守れる大砲として1970年代を代表する選手といえば、やはり山本浩二(広島)になるだろう。打者として大きく開花したのは30歳を超えてからであるが、若い頃から運動能力の高さは際立っており、プロ入り4年目の1972年から7年連続でリーグ最多刺殺を記録。高校時代は投手だったこともあって肩も強く、シーズン最多補殺も4度記録している。ゴールデングラブ賞(当時はダイヤモンドグラブ賞)の受賞回数10回は歴代4位タイであり、セ・リーグでは駒田徳広(巨人・横浜)、古田敦也(ヤクルト)と並んで最多タイ記録となっている。
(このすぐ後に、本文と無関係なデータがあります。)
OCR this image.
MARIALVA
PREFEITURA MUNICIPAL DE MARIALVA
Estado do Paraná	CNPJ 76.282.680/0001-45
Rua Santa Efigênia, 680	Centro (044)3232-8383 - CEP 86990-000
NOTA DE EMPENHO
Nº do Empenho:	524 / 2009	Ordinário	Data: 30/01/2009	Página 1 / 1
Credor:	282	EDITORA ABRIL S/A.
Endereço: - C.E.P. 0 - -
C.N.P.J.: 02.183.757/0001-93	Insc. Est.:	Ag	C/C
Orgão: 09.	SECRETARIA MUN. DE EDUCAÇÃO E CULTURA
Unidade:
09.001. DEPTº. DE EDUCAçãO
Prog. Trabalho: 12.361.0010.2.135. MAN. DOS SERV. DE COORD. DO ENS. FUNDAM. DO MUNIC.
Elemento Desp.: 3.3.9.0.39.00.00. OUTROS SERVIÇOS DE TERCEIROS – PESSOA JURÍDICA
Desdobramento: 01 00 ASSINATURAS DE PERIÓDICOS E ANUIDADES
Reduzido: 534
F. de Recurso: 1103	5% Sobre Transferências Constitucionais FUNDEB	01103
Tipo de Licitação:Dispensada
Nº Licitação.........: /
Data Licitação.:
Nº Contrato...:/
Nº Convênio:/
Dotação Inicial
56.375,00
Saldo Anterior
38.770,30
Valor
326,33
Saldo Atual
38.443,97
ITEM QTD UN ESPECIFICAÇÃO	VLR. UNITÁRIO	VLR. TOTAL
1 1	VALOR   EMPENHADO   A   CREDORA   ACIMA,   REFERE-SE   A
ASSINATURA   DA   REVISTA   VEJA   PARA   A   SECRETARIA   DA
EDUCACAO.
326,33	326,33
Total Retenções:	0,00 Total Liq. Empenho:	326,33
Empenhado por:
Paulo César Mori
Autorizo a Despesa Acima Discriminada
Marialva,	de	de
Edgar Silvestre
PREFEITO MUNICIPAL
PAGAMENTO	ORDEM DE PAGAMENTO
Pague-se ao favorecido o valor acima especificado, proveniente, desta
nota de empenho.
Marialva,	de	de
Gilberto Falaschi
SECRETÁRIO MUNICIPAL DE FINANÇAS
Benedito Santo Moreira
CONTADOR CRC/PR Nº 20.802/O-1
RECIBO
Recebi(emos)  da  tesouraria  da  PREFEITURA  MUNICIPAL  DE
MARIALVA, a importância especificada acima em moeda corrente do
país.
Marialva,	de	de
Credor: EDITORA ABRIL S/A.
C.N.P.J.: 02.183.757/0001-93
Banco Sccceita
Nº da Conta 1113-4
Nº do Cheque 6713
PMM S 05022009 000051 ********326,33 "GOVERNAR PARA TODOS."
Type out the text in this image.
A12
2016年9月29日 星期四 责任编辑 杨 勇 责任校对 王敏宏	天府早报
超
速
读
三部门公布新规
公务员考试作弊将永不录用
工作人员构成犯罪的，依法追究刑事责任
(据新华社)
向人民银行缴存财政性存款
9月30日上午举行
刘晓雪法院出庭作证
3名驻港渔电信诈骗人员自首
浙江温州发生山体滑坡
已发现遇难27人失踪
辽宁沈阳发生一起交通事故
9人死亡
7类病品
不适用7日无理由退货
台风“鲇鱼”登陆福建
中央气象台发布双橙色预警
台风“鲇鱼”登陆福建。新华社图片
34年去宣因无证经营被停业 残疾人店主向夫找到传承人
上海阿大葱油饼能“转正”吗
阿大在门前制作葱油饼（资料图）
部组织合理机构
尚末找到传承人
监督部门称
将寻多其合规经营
シーズン最晩年は脚力の衰えから刺殺数は激減したものの、引退した1987年にも9補殺を記録しており、肩の強さは健在だった。
1980年代から90年代にかけては清原和博(当時西武)が5度ゴールデングラブ賞を獲得しているが、同じファーストで意外に守備力が高かったのがブーマー(阪急・オリックス→ダイエー)だ。来日2年目の1984年に三冠王を獲得するなど主要打撃タイトルを7度、通算打率.317を誇る超優良外国人選手だが、実は一塁手として2度ゴールデングラブ賞を獲得している。身長2メートルという巨漢ながら日本に在籍した10年全てで盗塁も記録しているように決して動きは鈍重ではなく、わずかではあるが外野を守った記録も残っている。個人の成績だけでなく、右打ちなどチームバッティングにも定評があったが、守備面での貢献度も大きかったといえるだろう。